The publication of this rich new research will contribute significantly to the ongoing positive dialogue about meaningful reforms in Ireland's local government system. It also highlights AILG’s vision for our local government system…putting elected councillors back at the heart of democracy."

The key recommendations published in the report include a national awareness campaign to highlight councillors' crucial work, enhance municipal district and local electoral area functions, address training needs, ensure family-friendly workplaces, and leverage the evidence in the report for systemic local government reform.
Key findings from the report include:

Councillors' dynamic roles:

  • Councillors, as revealed by the research, juggle multifaceted roles as advocates, problem-solvers, and civic leaders.
  • Their dynamic responsibilities evolve rapidly, impacting their effectiveness in statutory and legislative capacities.
  • Councillors believe that their representative roles have been under-recorded and under-valued, which they believe enable them to better perform their statutory/legislative roles.
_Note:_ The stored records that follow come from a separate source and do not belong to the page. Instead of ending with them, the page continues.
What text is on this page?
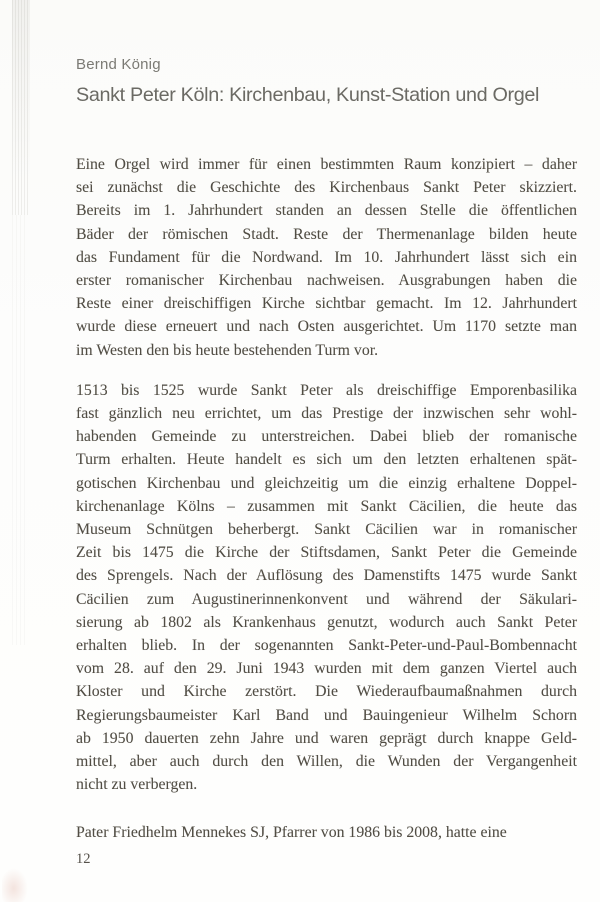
Bernd König
Sankt Peter Köln: Kirchenbau, Kunst-Station und Orgel
Eine Orgel wird immer für einen bestimmten Raum konzipiert – daher
sei zunächst die Geschichte des Kirchenbaus Sankt Peter skizziert.
Bereits im 1. Jahrhundert standen an dessen Stelle die öffentlichen
Bäder der römischen Stadt. Reste der Thermenanlage bilden heute
das Fundament für die Nordwand. Im 10. Jahrhundert lässt sich ein
erster romanischer Kirchenbau nachweisen. Ausgrabungen haben die
Reste einer dreischiffigen Kirche sichtbar gemacht. Im 12. Jahrhundert
wurde diese erneuert und nach Osten ausgerichtet. Um 1170 setzte man
im Westen den bis heute bestehenden Turm vor.
1513 bis 1525 wurde Sankt Peter als dreischiffige Emporenbasilika
fast gänzlich neu errichtet, um das Prestige der inzwischen sehr wohl-
habenden Gemeinde zu unterstreichen. Dabei blieb der romanische
Turm erhalten. Heute handelt es sich um den letzten erhaltenen spät-
gotischen Kirchenbau und gleichzeitig um die einzig erhaltene Doppel-
kirchenanlage Kölns – zusammen mit Sankt Cäcilien, die heute das
Museum Schnütgen beherbergt. Sankt Cäcilien war in romanischer
Zeit bis 1475 die Kirche der Stiftsdamen, Sankt Peter die Gemeinde
des Sprengels. Nach der Auflösung des Damenstifts 1475 wurde Sankt
Cäcilien zum Augustinerinnenkonvent und während der Säkulari-
sierung ab 1802 als Krankenhaus genutzt, wodurch auch Sankt Peter
erhalten blieb. In der sogenannten Sankt-Peter-und-Paul-Bombennacht
vom 28. auf den 29. Juni 1943 wurden mit dem ganzen Viertel auch
Kloster und Kirche zerstört. Die Wiederaufbaumaßnahmen durch
Regierungsbaumeister Karl Band und Bauingenieur Wilhelm Schorn
ab 1950 dauerten zehn Jahre und waren geprägt durch knappe Geld-
mittel, aber auch durch den Willen, die Wunden der Vergangenheit
nicht zu verbergen.
Pater Friedhelm Mennekes SJ, Pfarrer von 1986 bis 2008, hatte eine
12
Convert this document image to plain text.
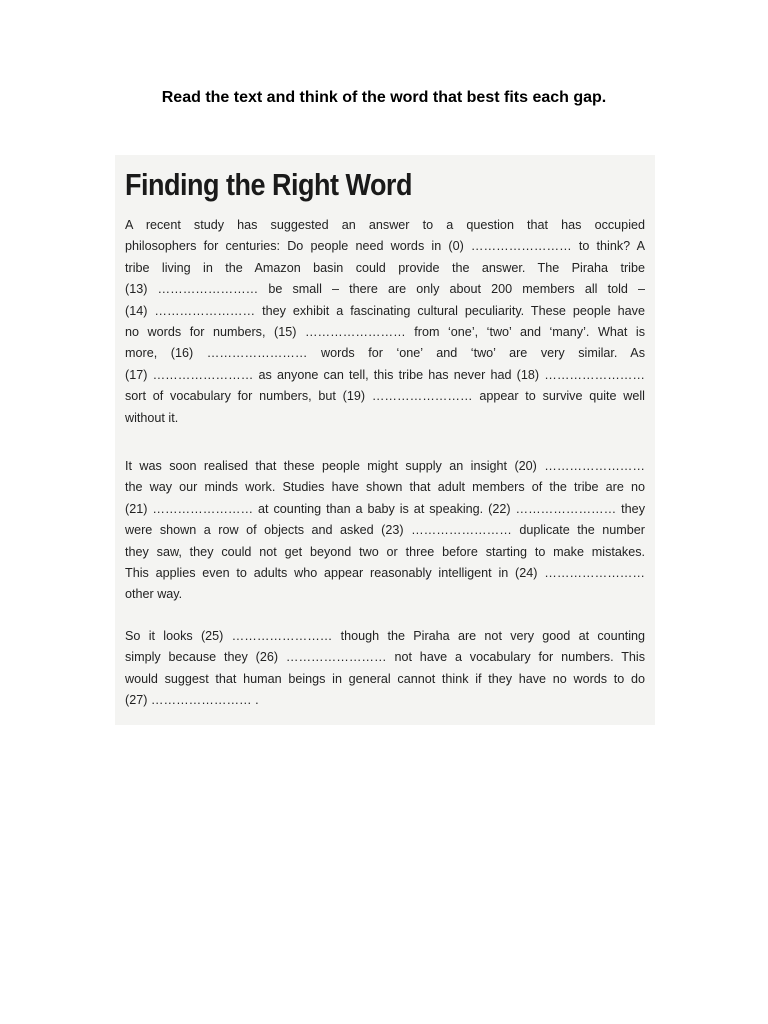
Read the text and think of the word that best fits each gap.
Finding the Right Word
A recent study has suggested an answer to a question that has occupied
philosophers for centuries: Do people need words in (0) …………………… to think? A
tribe living in the Amazon basin could provide the answer. The Piraha tribe
(13) …………………… be small – there are only about 200 members all told –
(14) …………………… they exhibit a fascinating cultural peculiarity. These people have
no words for numbers, (15) …………………… from ‘one’, ‘two’ and ‘many’. What is
more, (16) …………………… words for ‘one’ and ‘two’ are very similar. As
(17) …………………… as anyone can tell, this tribe has never had (18) ……………………
sort of vocabulary for numbers, but (19) …………………… appear to survive quite well
without it.
It was soon realised that these people might supply an insight (20) ……………………
the way our minds work. Studies have shown that adult members of the tribe are no
(21) …………………… at counting than a baby is at speaking. (22) …………………… they
were shown a row of objects and asked (23) …………………… duplicate the number
they saw, they could not get beyond two or three before starting to make mistakes.
This applies even to adults who appear reasonably intelligent in (24) ……………………
other way.
So it looks (25) …………………… though the Piraha are not very good at counting
simply because they (26) …………………… not have a vocabulary for numbers. This
would suggest that human beings in general cannot think if they have no words to do
(27) …………………… .
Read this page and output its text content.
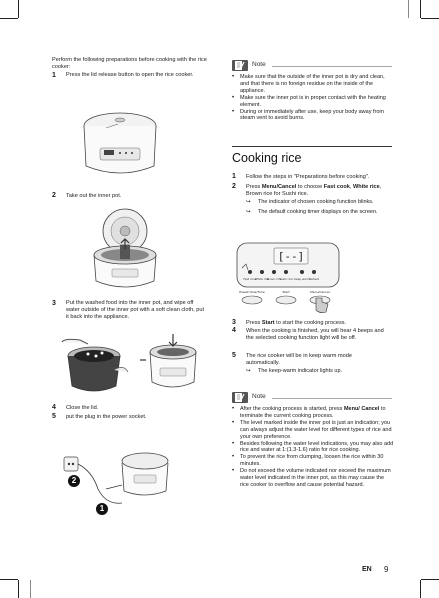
Perform the following preparations before cooking with the rice cooker:
1 Press the lid release button to open the rice cooker.
2 Take out the inner pot.
3 Put the washed food into the inner pot, and wipe off water outside of the inner pot with a soft clean cloth, put it back into the appliance.
4 Close the lid.
5 put the plug in the power socket.
2
1
Note
• Make sure that the outside of the inner pot is dry and clean, and that there is no foreign residue on the inside of the appliance.
• Make sure the inner pot is in proper contact with the heating element.
• During or immediately after use, keep your body away from steam vent to avoid burns.
Cooking rice
1 Follow the steps in "Preparations before cooking".
2 Press Menu/Cancel to choose Fast cook, White rice, Brown rice for Sushi rice.
↪ The indicator of chosen cooking function blinks.
↪ The default cooking timer displays on the screen.
[--]
Fast cook
White rice
Brown rice
Sushi rice Keep warm Reheat
Preset time/Time	Start	Menu/Cancel
3 Press Start to start the cooking process.
4 When the cooking is finished, you will hear 4 beeps and the selected cooking function light will be off.
5 The rice cooker will be in keep warm mode automatically.
↪ The keep-warm indicator lights up.
Note
• After the cooking process is started, press Menu/ Cancel to terminate the current cooking process.
• The level marked inside the inner pot is just an indication; you can always adjust the water level for different types of rice and your own preference.
• Besides following the water level indications, you may also add rice and water at 1:(1.3-1.6) ratio for rice cooking.
• To prevent the rice from clumping, loosen the rice within 30 minutes.
• Do not exceed the volume indicated nor exceed the maximum water level indicated in the inner pot, as this may cause the rice cooker to overflow and cause potential hazard.
EN 9
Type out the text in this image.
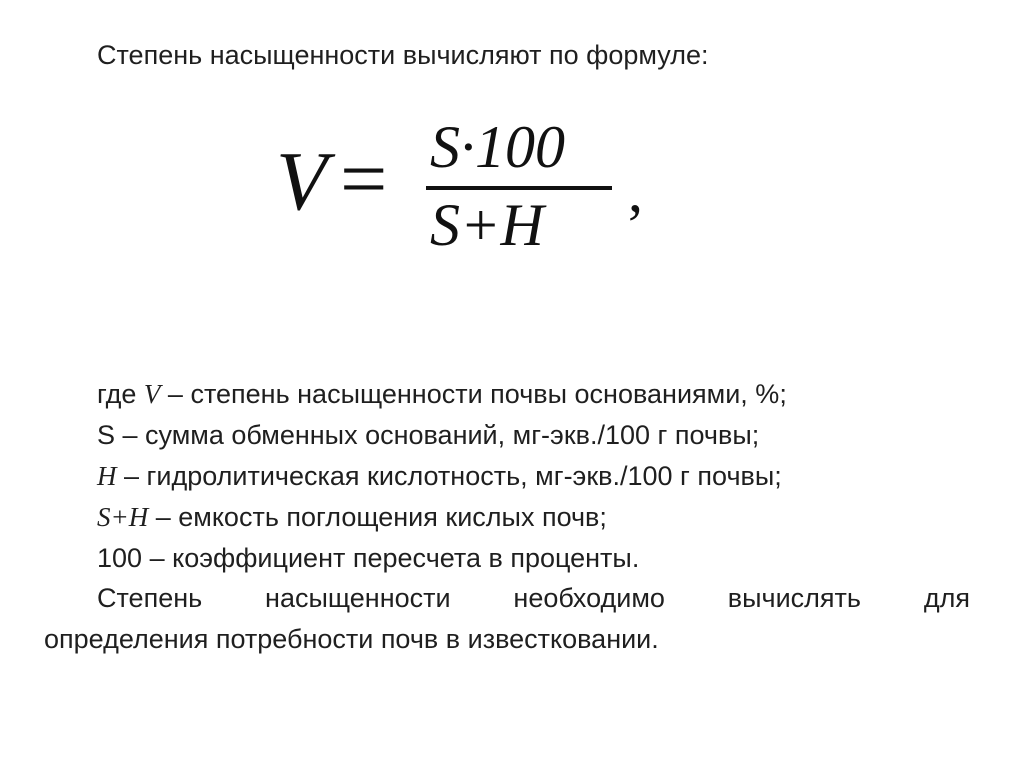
Степень насыщенности вычисляют по формуле:
V = S·100
S+H
,
где V – степень насыщенности почвы основаниями, %;
S – сумма обменных оснований, мг-экв./100 г почвы;
H – гидролитическая кислотность, мг-экв./100 г почвы;
S+H – емкость поглощения кислых почв;
100 – коэффициент пересчета в проценты.
Степень насыщенности необходимо вычислять для
определения потребности почв в известковании.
Challenges in Local Government:

  • The report sheds light on the issues of concern confronting councillors and the strains councillors face, including public mis-understandings, intrusions into personal/family time, and an actual and perceived decline in decision-making powers.
  • Councillors have limited access to the independent expert advice that is required to deal with the increased complexities of their role.

Awareness and training supports:

  • Councillors express a need for increased awareness of their roles, particularly in the face of an evolving local government landscape.
  • Councillors express the importance of training and continued professional development to further support them in their role as public representatives and decision-makers.
  • The research highlights the importance of acknowledging and supporting councillors, addressing issues such as online abuse, a lack of diversity, gender disparities, and the mis-understanding from citizens and officials.

Call for reform and empowerment:

  • The research underscores councillors' calls for local government reforms, expressing reservations about some past initiatives.
  • They advocate for decentralisation, increased decision-making competencies at the municipal/local electoral area level, and a shift towards a local government system resembling that of other EU member states.
  • Councillors are also supportive of further cross-border and inter-jurisdictional collaboration among local authorities.